Protostars and Planets VI, Heidelberg, July 15-20, 2013

Poster 1B078

Cyanopolyynes as a probe of infall in Serpens South

Friesen, Rachel (Dunlap Institute, University of Toronto)
Medeiros, Lia (UC-Berkeley/NRAO)
Schnee, Scott (NRAO)
Bourke, Tyler (Harvard-Smithsonian CfA)
Di Francesco, James (NRC-Herzberg)
Gutermuth, Robert (UMass-Amherst)
Myers, Philip C. (Harvard-Smithsonian CfA)

Cyanopolyynes are carbon-chain molecules of the form HC2n+1N. At higher n, these molecules are among the longest and heaviest molecules found in the interstellar medium, and to date have been primarily seen toward several nearby, low-mass star forming regions, and in the atmospheres of AGB stars.
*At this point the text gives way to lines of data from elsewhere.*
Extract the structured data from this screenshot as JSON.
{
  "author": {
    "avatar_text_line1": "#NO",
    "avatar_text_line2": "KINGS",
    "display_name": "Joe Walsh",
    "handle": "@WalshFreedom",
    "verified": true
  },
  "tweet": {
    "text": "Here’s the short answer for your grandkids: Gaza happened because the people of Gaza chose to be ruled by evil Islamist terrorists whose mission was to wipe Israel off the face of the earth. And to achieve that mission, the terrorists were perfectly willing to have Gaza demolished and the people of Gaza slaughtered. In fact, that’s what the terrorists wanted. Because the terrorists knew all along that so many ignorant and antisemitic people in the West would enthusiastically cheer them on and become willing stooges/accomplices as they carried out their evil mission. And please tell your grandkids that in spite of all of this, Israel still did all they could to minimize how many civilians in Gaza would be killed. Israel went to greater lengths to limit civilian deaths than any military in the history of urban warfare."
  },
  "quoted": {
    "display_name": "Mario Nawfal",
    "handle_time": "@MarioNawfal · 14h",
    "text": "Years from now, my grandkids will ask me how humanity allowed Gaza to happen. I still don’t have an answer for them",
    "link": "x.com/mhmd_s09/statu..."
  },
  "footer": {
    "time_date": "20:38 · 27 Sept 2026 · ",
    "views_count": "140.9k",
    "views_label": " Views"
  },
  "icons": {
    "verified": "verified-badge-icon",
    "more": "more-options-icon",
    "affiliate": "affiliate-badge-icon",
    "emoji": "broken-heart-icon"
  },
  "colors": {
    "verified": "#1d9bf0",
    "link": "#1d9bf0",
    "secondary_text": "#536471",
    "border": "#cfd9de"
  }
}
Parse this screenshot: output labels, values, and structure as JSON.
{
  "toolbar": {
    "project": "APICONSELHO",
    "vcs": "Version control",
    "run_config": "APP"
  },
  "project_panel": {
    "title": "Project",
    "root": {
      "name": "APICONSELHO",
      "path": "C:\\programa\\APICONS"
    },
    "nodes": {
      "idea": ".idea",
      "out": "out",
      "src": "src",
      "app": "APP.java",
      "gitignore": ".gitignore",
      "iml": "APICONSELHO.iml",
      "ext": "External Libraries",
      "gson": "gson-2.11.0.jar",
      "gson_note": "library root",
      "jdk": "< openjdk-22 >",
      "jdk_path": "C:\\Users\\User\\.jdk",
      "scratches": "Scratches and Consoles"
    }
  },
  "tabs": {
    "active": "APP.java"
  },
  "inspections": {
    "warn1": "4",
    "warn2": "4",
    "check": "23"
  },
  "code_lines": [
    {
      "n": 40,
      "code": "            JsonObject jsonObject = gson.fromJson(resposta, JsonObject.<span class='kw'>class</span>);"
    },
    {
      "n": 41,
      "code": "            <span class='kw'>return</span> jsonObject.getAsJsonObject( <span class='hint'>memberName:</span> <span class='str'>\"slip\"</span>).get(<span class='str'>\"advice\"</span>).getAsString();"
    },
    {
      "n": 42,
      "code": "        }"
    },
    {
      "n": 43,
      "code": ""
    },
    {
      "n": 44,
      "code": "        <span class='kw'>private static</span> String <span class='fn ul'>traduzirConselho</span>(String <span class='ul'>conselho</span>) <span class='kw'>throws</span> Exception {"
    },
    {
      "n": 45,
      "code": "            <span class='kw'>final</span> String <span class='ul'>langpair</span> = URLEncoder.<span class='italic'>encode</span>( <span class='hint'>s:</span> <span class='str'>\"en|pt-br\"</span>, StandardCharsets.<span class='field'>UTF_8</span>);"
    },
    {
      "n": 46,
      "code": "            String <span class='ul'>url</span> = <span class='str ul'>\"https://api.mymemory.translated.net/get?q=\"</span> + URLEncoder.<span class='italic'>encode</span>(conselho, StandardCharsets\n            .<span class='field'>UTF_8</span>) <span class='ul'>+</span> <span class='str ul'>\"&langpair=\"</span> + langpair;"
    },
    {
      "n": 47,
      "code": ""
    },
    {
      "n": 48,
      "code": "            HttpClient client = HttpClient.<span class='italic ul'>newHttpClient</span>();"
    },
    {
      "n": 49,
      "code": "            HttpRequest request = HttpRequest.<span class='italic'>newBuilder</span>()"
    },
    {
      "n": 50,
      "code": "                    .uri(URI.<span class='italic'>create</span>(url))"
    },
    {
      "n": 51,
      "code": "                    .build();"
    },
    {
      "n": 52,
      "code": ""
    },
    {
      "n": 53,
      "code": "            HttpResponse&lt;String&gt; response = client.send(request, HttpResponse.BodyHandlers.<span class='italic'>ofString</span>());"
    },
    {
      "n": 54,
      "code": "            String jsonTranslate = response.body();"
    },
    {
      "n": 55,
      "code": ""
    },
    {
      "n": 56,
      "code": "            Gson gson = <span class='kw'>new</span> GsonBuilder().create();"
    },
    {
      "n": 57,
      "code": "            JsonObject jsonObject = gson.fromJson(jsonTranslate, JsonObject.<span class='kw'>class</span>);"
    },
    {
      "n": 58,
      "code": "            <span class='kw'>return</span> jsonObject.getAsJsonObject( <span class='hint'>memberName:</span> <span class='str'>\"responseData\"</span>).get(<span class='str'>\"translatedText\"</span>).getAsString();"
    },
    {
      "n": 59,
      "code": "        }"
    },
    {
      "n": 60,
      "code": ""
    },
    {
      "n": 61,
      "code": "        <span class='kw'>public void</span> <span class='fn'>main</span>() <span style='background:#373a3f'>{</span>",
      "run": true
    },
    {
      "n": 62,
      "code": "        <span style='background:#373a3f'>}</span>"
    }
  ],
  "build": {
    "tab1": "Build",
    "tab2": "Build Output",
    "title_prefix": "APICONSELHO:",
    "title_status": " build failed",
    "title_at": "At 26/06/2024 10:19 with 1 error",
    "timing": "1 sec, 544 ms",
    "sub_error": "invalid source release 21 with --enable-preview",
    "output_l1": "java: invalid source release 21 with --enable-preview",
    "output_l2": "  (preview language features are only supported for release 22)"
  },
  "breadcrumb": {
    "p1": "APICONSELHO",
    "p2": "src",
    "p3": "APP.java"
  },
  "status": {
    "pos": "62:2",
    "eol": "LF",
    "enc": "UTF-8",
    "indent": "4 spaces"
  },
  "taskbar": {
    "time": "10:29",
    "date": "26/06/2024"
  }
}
We have detected bright HC7N J = 21−20 emission toward multiple locations in the Serpens South cluster-forming region using the K-Band Focal Plane Array at the Robert C. Byrd Green Bank Telescope. HC7N is seen primarily toward cold filamentary structures that have yet to form stars, largely avoiding the dense gas associated with small protostellar groups and the main central cluster of Serpens South. Toward some HC7N ‘clumps’, we find consistent variations in the line centroids relative to NH3 (1,1) emission, as well as systematic increases in the HC7N non-thermal line widths, which we argue reveal infall motions onto dense filaments within Serpens South with mass accretion rates of M ~ 2 − 5 M⊙ Myr−1. This result extends the known star-forming regions containing significant HC7N emission from typically quiescent regions, like the Taurus molecular cloud, to more complex, active environments.